The spec exercises both users in one scenario. The given_ step drives the agent surface: Environments.write_file/3 writes a file into the in-memory environment. The when_ step drives the engineer surface: mount the Files LiveView with live/2, click the sync button with element/2 |> render_click/1. The then_ step reads what the engineer sees on the page after sync runs: has_element?/2 against the rendered DOM with a data-file-path selector that points at the broken spec’s row.

The whole spec routes through Environments, the LiveView, and the rendered HTML. If the production sync pipeline reaches File.read! directly or skips the projection step, this spec fails immediately

The defp broken_spec is a plain string helper. It lives inside the spec module because it isn’t reusable state, just the test data for one criterion. Helpers like this are fine inside a spec; the boundary is about reaching into the application, not about expressing test inputs.

Setup that recurs across specs gets lifted into MyAppSpex.SharedGivens. CodeMySpec has one that mounts the configuration LiveView, used everywhere a spec needs to act as the engineer on the configuration page:

register_given :on_configuration_page, context do
  {:ok, config_live, _html} =
    live(context.conn, "/projects/#{context.project.name}/configuration")
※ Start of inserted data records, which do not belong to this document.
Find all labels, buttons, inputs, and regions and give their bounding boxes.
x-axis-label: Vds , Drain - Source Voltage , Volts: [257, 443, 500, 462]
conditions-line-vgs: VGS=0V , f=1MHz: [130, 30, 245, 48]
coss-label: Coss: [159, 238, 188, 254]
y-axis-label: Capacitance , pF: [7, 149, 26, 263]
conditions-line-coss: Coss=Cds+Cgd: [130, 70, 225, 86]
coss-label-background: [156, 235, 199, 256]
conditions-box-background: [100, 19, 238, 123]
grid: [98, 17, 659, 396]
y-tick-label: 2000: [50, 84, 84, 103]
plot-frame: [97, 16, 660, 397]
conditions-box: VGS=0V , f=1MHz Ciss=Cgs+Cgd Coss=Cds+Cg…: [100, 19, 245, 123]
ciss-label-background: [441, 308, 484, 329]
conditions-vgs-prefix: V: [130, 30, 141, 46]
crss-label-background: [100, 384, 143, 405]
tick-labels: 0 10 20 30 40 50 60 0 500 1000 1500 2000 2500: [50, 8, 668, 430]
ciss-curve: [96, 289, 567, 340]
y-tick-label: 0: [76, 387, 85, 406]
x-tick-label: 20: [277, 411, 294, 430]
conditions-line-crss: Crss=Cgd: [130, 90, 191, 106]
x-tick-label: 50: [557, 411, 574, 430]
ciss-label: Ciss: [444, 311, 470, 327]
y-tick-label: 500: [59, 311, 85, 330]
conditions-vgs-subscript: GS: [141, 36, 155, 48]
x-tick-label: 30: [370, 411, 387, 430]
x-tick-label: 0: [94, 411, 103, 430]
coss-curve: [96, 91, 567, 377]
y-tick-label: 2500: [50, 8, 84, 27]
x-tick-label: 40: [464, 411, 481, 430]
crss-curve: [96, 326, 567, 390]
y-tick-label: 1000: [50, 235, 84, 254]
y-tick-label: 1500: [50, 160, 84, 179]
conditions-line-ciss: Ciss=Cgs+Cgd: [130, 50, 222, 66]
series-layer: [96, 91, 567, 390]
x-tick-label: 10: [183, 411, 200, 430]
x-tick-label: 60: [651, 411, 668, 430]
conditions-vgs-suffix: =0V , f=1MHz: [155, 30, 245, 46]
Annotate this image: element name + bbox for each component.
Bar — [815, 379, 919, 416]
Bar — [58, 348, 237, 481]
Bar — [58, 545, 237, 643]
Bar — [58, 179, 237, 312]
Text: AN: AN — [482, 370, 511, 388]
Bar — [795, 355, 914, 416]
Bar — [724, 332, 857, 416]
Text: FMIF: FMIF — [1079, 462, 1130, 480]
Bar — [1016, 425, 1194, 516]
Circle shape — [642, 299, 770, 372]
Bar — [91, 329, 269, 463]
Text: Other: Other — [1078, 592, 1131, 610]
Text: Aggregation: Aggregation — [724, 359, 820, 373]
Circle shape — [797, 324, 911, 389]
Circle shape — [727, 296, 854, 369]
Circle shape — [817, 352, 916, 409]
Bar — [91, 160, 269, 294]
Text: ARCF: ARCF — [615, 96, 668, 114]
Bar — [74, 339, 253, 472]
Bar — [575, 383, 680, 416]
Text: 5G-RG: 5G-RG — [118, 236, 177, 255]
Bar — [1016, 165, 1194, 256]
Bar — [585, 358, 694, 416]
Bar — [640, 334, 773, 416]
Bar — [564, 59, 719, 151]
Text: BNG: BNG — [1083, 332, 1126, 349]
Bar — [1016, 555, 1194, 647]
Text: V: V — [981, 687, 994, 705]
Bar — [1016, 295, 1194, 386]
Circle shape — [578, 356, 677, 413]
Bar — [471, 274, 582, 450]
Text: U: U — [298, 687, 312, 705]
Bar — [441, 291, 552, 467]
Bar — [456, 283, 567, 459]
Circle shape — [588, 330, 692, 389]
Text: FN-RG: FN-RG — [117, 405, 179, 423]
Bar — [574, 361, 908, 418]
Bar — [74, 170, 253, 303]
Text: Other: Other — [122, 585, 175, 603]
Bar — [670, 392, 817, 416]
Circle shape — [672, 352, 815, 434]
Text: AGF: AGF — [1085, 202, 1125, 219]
  {:ok, Map.put(context, :config_live, config_live)}
end

Specs reach it as given_ :on_configuration_page and pick up context.config_live for use in their when_ step. The given establishes state by driving the real surface, returns a key the rest of the scenario uses, and never asserts. Pattern-match failures blow up at the point of failure. Assertions live in then_.

What still leaks past the gate

Sealed boundary plus recorded outbound surface closes the per-story gate. It doesn’t close every gate.

Cross-context integration bugs still ship past the spec layer. Accounts works, Cards works, Notifications works, and they break at the seams between them. Each spec covered one story. Nothing in the spec suite drives a cross-story journey.

That’s where agentic QA picks up. Story QA tests one story at a time against the running application. Journey QA tests paths through the app that span multiple stories. On one project I built, an SMS verification feature passed 8 BDD scenarios and journey QA found a fraud surface anyway: the spec asserted the flag cleared after verification, and the model satisfied that by clearing the flag on link-open without requiring the verification work. The spec’s definition of “verify” was too loose. Only a journey-level test caught it.

Sealed specs reduce how much QA has to catch. They don’t eliminate it. The two together are the verification stack. The agentic QA piece covers the second layer.